Green flags: - Leads with "coverage = executed, mutation = tested." - Names operators and maps each survivor to a specific assertion. - Brings up cost unprompted and lists test selection + diff-scoping. - Knows equivalent mutants are undecidable and treats the score as a diagnostic. - Suggests diff-gating + reviewed suppressions, cites Goodhart. - Mentions the validate-the-suite-before-a-refactor use case.

Cheat Sheet¶

ONE-LINER:  coverage = line EXECUTED.  mutation = line TESTED.

MUTANT outcome:  test fails → KILLED (good) · all pass → SURVIVED (hole)
SCORE = killed / (total − equivalent).  100% not the goal (equivalents).

OPERATORS → fix:
  < → <=  boundary  ⇒ edge test    + → -  math ⇒ assert VALUE
  == → != negate    ⇒ both branches  return x → null ⇒ assert result
  foo() removed     ⇒ assert side effect   true → false ⇒ assert flag

COST = mutants × suite-time. Levers:
  test selection (run covering tests) · diff-scope · parallelize · sample
COVERAGE caps SCORE (unrun line ⇒ unkillable mutant).

GATING: gate the DIFF, not repo · suppress with reasons · baseline threshold
        score routes attention, humans judge · never a global OKR (Goodhart)

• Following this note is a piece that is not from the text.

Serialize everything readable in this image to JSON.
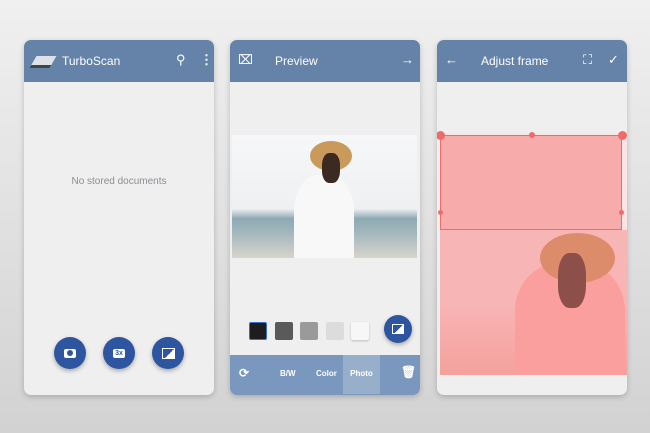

USES: audit weak suites · validate suite BEFORE a refactor · harden Tier-A code
TOOLS: PIT(JVM) Stryker(JS/TS/C#) mutmut/cosmic-ray(Py) gremlins(Go) cargo-mutants(Rust)

Summary¶

Every strong mutation-testing answer routes through one sentence: coverage proves a line executed; mutation testing proves a line is actually tested. From there, demonstrate mechanics (operators map one-to-one to missing assertions; the boundary mutant is killed only by an exact-edge test), the honest score (killed / (total − equivalent), never 100% because of undecidable equivalent mutants), and — most important for seniority — the practical realities: cost is mutants × suite-time, mitigated by test selection, diff-scoping, and parallelization; gate the diff not the repo to avoid Goodhart; and aim the tool at load-bearing code, especially to validate a suite before a refactor or audit a legacy suite. Candidates who think "killed" is bad, want a global score OKR, or never mention cost are the red flags.